Being Content With Tailback Depth
At Alabama these days, Socrates might be scratching his head over the contentment level relative to "what formerly had." Crimson Tide Coach Nick Saban has to be content with what remains of the Bama running backs corps following the reported knee injury suffered by freshman tailback Dee Hart.
Although there has been no official word on the status of Hart, who entered The University in January and participated in spring practice, the rumor mill has it that Hart suffered a knee injury Tuesday, that it was diagnosed as a torn ACL (anterior cruciate ligament), that he was to undergo surgery today, and that he will miss the upcoming football season while rehabilitating.
Official word is expected following the surgery.
Hart, 5-9, 189, from Dr. Phillips High School in Orlando, Fla., had been projected as a third team tailback and possible punt return and/or kickoff return man for the Crimson Tide.
Years ago it was noted that "Alabama seems to be the only place where everyone worries about who is going to be the second team quarterback." These days that concern is over the third team tailback – and beyond.

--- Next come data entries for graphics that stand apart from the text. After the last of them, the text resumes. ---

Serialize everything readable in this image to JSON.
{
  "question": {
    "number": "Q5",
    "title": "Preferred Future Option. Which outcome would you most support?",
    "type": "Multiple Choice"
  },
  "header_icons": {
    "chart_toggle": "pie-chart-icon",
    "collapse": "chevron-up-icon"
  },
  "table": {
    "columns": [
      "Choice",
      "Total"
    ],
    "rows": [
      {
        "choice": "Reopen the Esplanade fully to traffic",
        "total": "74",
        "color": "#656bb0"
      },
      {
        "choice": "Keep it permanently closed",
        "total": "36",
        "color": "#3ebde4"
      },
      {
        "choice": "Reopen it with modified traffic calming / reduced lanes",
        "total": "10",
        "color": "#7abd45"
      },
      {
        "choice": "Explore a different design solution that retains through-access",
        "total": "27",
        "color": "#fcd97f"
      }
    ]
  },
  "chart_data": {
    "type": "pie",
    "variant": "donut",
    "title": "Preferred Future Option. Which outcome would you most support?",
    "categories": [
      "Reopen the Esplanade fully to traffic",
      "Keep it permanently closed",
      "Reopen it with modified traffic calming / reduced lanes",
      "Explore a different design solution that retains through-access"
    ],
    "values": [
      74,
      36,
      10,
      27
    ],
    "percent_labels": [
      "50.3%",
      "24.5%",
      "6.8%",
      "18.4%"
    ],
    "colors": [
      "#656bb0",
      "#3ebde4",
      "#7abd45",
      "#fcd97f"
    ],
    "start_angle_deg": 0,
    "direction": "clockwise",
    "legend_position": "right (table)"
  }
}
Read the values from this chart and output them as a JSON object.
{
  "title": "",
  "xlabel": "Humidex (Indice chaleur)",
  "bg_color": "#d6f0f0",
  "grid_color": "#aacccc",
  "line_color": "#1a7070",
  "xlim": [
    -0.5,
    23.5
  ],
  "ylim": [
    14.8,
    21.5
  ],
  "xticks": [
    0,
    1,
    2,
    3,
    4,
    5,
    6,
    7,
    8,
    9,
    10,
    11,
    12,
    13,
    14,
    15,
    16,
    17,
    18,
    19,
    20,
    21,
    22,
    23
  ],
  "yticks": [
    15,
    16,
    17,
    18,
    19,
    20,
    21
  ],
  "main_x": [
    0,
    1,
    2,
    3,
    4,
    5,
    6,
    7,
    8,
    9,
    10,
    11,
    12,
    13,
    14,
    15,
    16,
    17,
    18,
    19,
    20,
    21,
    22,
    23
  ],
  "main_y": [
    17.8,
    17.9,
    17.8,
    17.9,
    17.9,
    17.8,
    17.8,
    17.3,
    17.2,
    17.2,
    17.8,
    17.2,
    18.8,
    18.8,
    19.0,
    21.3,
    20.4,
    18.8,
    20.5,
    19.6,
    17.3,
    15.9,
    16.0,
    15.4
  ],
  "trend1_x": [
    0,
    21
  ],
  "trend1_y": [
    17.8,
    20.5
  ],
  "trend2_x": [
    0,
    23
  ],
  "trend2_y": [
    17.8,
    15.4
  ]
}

There is no question about number one, and probably none regarding number two. Trent Richardson has been a capable back the past two years while in the shadow of 2009 Heisman Trophy winner and 2011 NFL first round draft choice Mark Ingram. Richardson, a 5-11, 224-pound junior, is on the watch list for the Maxwell Award given to the nation's most outstanding football player. Behind him is Eddie Lacy, a 6-0, 212-pound sophomore, who has overcome his early problems with ball security and emerged as the likely sidekick to Richardson.
Traditionally Saban likes to use at least two backs to keep fresh legs running the football.
Alabama depth at the position was eroded before the injury to Hart.
Demetrius Goode, who had been a journeyman back-up for three years, elected to play his final season at North Alabama. Corey Grant, a redshirt freshman who had been listed no better than sixth on the depth chart at tailback, has transferred to Auburn in his hometown.
Jalston Fowler, a 6-1, 236-pound sophomore, showed powerful running ability as a true freshman last season, but may need to improve other skills (notably blocking) if he is going to be a factor at tailback. Fowler had 14 carries for 111 yards and one touchdown and caught one pass for 36 yards in mop-up appearances last year.
Last year's recruiting wars included the bizarre case of Brent Calloway of Russellville. Calloway, 6-1, 217, was the first prospect to commit to Bama. He was universally listed as an outstanding linebacker prospect. But after a trip to Auburn, he decided he was a tailback and changed his commitment to the Tigers. After returning to his home and family, he flipped back to Alabama...as a running back.
That may have been one of those "Sure, you're a running back, but if you want to play you might want to look at linebacker" situations. The Hart injury now may put Callaway in the tailback picture. He had 1,974 yards and 29 touchdowns as a runner his senior year.
Also possible is a move of Blake Sims to running back, which wouldn't be much of a move. Sims, a 6-0, 195-pound redshirt freshman, is an outstanding athlete who has worked at running back, wide receiver, defensive back, and quarterback in his brief time at Bama. He was at quarterback in the spring as what Saban called depth insurance. That policy may be on running back, now.
It's a relatively short list of candidates, but headed by Richardson the Crimson Tide running back corps probably has the ability to make Saban as content as he gets.